The brain behind Barbie
Rolling Stone UK|August/September 2023
One of Hollywood's most brilliant directors spent the past few years in... Barbieland. Greta Gerwig goes very, very deep on the pinkest movie ever made
By Brian Hiatt
The brain behind Barbie

On a sunny late-May morning, Gerwig is sitting at a conference table in the rented Manhattan office suite where she's finishing post-production, in one of the denim boiler suits she started wearing every day during the making of the movie (today's is black), her hair in a loose bun. It's 10.30, and she has a three-month-old baby at home (plus a fouryear-old and a 13-year-old stepson), so she's just now getting to breakfast, which she takes down as she embarks on two more hours of erudite Barbie talk.

Well before Barbie, Gerwig had one of the most fascinating careers in 21st-century Hollywood. First, she brought a new kind of daffy comedic naturalism to screen acting, from early mumblecore triumphs like Hannah Takes the Stairs to a string of brilliant collaborations with her partner, Noah Baumbach, including Greenberg, Frances Ha and Mistress America. She cowrote the last two movies before shifting gears to auteurdom in 2017, writing and directing the exquisite coming-of-age comedy Lady Bird, and 2019's revisionist take on Little Women.
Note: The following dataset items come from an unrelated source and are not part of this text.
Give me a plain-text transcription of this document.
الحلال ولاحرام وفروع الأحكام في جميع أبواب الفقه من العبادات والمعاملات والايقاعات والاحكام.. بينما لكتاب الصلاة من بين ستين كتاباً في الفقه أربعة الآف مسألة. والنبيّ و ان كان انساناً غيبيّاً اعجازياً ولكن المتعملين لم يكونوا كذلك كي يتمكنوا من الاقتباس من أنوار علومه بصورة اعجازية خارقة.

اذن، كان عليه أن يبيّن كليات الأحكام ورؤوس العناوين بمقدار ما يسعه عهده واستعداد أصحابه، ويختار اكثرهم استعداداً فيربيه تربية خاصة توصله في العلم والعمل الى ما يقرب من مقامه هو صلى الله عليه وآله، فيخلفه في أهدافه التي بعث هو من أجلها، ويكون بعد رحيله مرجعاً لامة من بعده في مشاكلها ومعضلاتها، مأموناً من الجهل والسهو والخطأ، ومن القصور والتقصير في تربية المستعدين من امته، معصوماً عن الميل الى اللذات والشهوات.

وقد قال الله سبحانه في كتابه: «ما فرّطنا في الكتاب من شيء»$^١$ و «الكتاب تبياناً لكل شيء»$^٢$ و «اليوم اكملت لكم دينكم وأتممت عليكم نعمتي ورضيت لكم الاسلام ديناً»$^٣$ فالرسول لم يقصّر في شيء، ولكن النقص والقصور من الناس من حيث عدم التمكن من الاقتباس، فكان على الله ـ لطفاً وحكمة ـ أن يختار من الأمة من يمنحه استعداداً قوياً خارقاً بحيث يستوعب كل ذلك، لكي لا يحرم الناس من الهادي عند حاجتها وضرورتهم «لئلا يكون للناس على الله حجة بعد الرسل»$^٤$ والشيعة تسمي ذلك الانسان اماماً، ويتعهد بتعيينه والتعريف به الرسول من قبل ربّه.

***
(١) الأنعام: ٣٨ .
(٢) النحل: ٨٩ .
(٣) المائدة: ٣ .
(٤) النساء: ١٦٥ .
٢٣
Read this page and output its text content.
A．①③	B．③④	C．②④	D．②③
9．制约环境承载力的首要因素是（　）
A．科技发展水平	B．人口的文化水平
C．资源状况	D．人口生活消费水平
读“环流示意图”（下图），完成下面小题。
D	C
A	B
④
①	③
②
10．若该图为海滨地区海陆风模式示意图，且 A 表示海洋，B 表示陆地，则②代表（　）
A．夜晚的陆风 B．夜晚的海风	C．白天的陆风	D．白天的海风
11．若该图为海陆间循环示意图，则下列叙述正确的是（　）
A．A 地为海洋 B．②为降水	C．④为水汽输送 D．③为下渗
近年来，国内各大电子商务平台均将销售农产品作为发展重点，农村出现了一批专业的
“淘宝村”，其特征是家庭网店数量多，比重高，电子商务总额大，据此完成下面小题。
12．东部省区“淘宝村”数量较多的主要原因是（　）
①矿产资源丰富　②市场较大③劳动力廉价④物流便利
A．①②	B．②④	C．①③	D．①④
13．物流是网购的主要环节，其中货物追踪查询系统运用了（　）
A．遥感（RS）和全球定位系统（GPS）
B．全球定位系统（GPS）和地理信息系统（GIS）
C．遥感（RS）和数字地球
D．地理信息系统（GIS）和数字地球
Barbie, which stars Margot Robbie and Ryan Gosling (and was co-written with Baumbach), is her biggest and most mainstream project. But she insists it doesn't feel that way. "I've never been part of anything like this," she says. "But in a funny way, it feels like the fundamentals are the same. Even though it is Barbie and it is an internationally known brand, the movie feels very personal. It feels just as intimate as Lady Bird or Little Women."

I know you tend to resist autobiographical interpretations, but when Barbie says, "I don't wanna be an idea anymore," something about that really reminded me of your transition from a much-discussed actress to a writer-director.